I am the oldest of three and the only girl. My mom brought us up to believe that we are a team; four parts that make a whole.
I have always been okay with that.
Because we are all so close in age, it has always been easy for us to relate to each other, even if at times we lose sight (and interest) of what’s important to the others. We grew up very differently. I have always been the dreamer, Ivan has been the goal oriented overachiever and Gus has been above all things the baby. The one we were all supposed to watch over even though more often than not, he has been the adult when there were no volunteers.
I’ve never looked at Gus and really seen him as an adult. Although watching Ivan grow into a man has been easy because we grew up together and for most of our lives we were partners in crime, with Gus it's been different. With him it's difficult. Gus was the one I would get into fist fights with as children. He was the one who spent from age 11 to age 18 in a bad mood.

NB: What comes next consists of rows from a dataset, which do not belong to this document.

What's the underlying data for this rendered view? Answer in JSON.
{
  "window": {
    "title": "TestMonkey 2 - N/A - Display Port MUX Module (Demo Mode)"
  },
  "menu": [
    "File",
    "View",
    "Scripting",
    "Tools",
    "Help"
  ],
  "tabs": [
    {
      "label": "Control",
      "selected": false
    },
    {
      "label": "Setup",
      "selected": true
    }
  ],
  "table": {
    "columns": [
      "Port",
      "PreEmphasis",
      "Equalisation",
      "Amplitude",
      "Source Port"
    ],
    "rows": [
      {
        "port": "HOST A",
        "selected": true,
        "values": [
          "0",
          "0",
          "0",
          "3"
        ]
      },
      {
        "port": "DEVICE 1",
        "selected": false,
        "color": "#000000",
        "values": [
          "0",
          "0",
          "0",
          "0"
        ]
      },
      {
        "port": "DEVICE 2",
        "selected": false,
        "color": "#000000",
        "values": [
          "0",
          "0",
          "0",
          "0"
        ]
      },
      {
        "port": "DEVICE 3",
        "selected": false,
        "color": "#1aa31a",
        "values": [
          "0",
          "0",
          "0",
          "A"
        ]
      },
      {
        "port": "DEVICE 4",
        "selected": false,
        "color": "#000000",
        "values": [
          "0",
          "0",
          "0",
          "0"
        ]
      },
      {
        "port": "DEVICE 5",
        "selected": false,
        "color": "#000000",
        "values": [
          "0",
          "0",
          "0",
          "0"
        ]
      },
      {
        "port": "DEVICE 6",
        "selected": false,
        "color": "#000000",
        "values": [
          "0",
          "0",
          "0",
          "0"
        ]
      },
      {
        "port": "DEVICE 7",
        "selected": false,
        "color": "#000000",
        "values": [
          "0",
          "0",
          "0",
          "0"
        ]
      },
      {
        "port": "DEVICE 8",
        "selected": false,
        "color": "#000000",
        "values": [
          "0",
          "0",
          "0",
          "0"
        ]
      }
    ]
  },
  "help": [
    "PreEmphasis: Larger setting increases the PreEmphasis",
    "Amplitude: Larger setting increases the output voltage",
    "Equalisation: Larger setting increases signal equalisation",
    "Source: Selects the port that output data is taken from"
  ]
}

Gus and I didn’t become friends until college and it wasn’t until I became officially an adult (ie- job, house and bills) that I realized that all along Gus and I were the two who were most similar of the three. Sure, Ivan and I are physically very much alike, but Gus and I have the same spirit.
We always had big dreams for Gus. We always dreamt that Gus would become a surgeon (that was until he nearly fainted while I was getting stitches on my hand), or an engineer, or something along those lines. But since childhood he was a gifted businessman.
He went on to college to major in International Business Management and Finance.
In a little over two weeks, Gussie will be graduating and I have begun to feel just a little bit old. I remember him going to school when he was still in Kindergarten, when he was in First grade and I had to tell my teacher that I had to go to the bathroom so I could make sure he’d eat his lunch (our nanny made the WORSE lunches ever!), I remember his first day of High School, and I remember driving to college with him on his first day so he wouldn’t be alone during orientation.
Now he is graduating, and though I never thought he wouldn’t, I didn’t think this day would ever come. For me, this represents the end of an era. And I am so proud of him! In some levels I feel like I am partly responsible for the person he is today. I am sure Ivan feels that way too.
Today I am going to go pick up his graduation gift. Though I can’t tell you what it is just yet, I hope that whenever he looks at it he remembers that he is a great man with a bright future and that regardless of whether or not he has grown up, he is still the baby in our little team of three.